My room's too small for a vanity, so I have a full length mirror against one wall with a shoebox under it for my makeup, lipstick, deodorant, and hairspray. I bought the air freshener to try to counter the terrible aerosol "straight from the can" smell of hairspray, but instead the air smells like metallic flowers.

I leave my room and enter the hallway. No apartment in the world can escape the Catherine Bradshaw touch. Bric-a-brac is everywhere: glass figurines of animals, antique clocks (Mom abhors digital displays), wingback chairs (to shield people from drafts in old Victorian houses), black and white photographs of her parents and sepia-toned photographs of old family friends. There are pastels of flowers on the wall that she painted by hand. She can't afford real antiques, so most of the furniture and decorations are imitation, but you'd never know by looking at them. There's even a reproduction of an antique Marconi radio. I love this thing. It's the cool curved wooden one you see in World War II movies that families in England would hunch around, listening to reports of the war from the BBC. If it only had a crystal chandelier, the apartment would feel just like an old hotel lobby. There's a place for everything and everything is in its place.

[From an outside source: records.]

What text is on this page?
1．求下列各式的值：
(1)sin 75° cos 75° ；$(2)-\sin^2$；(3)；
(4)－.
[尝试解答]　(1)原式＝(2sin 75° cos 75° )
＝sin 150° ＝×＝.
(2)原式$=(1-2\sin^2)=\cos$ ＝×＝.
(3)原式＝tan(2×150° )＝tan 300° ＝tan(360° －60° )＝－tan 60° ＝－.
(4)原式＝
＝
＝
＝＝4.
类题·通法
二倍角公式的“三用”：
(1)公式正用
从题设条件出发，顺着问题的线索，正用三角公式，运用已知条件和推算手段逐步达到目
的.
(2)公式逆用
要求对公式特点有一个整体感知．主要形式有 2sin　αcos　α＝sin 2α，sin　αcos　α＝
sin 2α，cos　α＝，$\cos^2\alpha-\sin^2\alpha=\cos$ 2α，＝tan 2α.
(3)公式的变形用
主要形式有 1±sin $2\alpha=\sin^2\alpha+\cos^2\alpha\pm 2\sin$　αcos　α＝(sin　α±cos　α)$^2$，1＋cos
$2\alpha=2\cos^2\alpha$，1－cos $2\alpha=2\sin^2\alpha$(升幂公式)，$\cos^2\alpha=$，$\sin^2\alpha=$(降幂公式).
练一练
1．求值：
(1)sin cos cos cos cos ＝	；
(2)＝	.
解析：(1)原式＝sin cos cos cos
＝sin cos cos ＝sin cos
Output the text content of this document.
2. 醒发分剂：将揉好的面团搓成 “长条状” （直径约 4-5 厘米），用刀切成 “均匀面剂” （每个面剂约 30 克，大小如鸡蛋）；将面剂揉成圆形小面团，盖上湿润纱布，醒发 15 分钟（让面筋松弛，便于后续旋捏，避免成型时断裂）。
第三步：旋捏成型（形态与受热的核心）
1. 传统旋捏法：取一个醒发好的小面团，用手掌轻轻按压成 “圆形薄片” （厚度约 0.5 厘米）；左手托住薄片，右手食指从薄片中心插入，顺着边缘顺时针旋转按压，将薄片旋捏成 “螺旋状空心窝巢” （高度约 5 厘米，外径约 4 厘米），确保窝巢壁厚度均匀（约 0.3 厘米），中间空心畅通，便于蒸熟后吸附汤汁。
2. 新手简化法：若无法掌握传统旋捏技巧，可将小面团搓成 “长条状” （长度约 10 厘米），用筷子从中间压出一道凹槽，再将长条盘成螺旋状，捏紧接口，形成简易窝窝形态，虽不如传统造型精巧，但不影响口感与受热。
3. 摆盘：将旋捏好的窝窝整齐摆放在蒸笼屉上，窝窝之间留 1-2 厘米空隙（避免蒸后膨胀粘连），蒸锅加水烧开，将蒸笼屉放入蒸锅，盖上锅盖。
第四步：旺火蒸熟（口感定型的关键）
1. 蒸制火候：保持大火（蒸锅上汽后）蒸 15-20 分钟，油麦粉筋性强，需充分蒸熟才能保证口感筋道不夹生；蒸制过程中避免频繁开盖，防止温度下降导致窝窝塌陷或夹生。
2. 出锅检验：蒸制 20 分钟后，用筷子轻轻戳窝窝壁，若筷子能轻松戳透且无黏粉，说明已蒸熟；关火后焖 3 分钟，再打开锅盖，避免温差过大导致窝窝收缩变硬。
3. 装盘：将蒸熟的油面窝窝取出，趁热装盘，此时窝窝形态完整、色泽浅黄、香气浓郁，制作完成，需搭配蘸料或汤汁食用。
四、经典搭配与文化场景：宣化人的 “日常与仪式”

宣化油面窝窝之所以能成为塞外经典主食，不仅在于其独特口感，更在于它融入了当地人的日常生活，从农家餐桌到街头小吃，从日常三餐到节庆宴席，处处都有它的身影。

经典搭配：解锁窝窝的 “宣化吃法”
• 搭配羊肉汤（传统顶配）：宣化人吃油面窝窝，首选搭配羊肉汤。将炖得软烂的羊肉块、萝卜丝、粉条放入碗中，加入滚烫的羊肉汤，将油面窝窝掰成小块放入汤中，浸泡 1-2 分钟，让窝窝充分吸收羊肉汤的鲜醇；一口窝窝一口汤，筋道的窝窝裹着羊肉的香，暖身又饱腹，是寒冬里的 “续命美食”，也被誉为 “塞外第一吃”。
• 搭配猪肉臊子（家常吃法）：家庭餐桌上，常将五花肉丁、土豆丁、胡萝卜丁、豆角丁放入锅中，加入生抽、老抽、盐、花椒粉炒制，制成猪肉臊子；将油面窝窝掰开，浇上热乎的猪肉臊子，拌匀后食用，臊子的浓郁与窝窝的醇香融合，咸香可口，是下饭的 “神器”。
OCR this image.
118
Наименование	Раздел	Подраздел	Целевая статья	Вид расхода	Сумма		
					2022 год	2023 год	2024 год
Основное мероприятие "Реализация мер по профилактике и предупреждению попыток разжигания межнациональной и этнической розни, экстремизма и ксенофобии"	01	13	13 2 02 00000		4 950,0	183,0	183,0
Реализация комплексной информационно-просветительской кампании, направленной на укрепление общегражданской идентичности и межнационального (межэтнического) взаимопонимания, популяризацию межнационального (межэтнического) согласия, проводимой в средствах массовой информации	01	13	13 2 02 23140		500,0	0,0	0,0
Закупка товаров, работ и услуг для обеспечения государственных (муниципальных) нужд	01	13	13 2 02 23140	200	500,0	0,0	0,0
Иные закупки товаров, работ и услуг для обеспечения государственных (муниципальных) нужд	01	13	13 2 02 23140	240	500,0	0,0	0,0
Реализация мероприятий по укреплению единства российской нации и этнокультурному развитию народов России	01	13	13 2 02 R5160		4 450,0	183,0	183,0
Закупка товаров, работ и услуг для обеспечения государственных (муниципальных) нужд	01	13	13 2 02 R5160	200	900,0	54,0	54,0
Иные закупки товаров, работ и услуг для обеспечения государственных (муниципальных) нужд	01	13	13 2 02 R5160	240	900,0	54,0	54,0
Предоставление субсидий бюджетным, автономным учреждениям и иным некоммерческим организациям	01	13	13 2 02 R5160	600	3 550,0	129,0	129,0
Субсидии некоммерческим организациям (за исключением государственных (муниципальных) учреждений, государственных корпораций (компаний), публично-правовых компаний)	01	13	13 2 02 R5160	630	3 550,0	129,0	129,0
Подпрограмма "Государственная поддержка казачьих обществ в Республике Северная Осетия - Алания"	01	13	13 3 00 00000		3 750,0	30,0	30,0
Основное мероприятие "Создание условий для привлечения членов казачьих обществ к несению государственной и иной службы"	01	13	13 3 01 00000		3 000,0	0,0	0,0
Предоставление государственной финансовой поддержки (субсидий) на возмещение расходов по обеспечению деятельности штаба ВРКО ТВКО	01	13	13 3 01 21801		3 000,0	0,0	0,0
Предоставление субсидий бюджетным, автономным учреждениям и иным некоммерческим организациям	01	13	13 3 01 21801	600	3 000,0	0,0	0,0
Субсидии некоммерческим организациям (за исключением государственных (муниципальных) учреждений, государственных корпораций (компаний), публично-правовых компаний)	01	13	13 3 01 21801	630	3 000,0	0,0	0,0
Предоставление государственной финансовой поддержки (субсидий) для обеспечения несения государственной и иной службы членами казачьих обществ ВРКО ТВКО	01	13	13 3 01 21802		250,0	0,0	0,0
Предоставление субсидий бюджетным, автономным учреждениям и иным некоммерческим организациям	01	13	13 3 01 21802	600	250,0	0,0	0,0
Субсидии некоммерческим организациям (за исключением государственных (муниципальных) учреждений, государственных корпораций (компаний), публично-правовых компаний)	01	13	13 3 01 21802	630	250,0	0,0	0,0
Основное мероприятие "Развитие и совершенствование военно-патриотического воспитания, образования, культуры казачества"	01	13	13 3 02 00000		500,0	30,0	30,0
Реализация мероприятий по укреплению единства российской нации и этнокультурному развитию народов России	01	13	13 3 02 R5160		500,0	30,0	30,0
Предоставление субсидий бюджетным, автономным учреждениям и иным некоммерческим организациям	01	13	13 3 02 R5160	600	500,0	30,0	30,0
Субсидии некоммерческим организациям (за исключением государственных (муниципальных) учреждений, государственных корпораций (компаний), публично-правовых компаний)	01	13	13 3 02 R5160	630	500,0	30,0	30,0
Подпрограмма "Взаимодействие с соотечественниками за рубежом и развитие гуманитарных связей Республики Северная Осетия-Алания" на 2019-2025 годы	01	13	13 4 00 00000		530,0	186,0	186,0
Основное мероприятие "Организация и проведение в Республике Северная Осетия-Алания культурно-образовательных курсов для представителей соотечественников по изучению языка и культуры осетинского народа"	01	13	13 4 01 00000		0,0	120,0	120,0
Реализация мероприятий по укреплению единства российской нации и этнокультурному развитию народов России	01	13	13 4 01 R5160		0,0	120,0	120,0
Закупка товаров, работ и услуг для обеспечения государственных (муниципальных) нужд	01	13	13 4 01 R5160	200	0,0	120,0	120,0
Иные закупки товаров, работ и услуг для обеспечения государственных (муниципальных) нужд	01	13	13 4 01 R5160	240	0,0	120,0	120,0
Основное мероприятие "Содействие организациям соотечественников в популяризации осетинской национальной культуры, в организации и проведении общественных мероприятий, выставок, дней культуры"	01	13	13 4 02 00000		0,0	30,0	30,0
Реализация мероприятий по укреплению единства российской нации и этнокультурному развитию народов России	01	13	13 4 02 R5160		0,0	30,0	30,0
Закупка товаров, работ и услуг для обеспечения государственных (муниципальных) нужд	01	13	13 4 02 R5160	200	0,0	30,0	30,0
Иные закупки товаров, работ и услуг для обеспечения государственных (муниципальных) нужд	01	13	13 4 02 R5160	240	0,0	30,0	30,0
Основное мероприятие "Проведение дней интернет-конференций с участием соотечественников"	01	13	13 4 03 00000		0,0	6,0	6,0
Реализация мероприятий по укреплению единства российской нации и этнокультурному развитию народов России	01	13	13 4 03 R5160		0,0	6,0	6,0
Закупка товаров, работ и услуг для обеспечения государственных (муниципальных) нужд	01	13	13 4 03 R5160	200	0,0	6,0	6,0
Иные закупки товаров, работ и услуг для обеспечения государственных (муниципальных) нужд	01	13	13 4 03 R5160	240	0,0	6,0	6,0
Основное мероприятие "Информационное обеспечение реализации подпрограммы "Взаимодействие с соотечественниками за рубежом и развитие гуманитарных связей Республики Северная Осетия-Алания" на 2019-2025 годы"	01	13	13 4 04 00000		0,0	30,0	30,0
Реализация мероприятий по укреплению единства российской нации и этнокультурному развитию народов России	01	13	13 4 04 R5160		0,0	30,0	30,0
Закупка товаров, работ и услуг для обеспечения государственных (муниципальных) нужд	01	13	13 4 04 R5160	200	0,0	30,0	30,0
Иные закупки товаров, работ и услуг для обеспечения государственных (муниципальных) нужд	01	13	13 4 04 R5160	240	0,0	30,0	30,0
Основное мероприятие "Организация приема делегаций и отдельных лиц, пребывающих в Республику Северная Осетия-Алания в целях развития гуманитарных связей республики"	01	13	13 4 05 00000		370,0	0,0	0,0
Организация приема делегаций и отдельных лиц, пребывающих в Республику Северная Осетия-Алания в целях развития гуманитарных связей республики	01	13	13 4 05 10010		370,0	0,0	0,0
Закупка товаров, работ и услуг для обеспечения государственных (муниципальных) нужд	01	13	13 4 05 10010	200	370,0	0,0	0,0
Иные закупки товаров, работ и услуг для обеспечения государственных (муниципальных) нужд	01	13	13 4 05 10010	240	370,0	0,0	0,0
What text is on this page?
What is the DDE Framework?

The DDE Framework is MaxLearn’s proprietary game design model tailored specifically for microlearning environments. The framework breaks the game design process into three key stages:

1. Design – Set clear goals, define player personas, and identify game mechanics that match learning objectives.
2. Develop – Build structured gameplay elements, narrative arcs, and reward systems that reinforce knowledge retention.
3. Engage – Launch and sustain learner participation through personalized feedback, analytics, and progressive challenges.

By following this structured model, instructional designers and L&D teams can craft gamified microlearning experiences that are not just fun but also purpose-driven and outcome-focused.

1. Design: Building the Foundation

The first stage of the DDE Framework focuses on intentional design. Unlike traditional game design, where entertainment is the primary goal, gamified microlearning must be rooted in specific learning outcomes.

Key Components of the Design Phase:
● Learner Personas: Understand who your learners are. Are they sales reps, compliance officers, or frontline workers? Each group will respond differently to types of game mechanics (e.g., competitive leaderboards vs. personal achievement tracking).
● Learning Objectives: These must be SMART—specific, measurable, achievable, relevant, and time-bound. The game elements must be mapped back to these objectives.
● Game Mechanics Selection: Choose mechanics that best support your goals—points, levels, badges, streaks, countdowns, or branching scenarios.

On a small table in the corner of the room rests the one antique that isn't an imitation: a brown wooden box about the size of a laptop computer, only three inches tall. An ornate pearl inlay on the top offsets lacquered mahogany. The box opens at an angle to reveal a leather-covered writing surface and a few drawers. It belonged to my grandmother, and Mom is extremely protective of it.

To someone who isn't familiar with antiques, the box appears empty. Mom would die if she knew I discovered the secret it houses.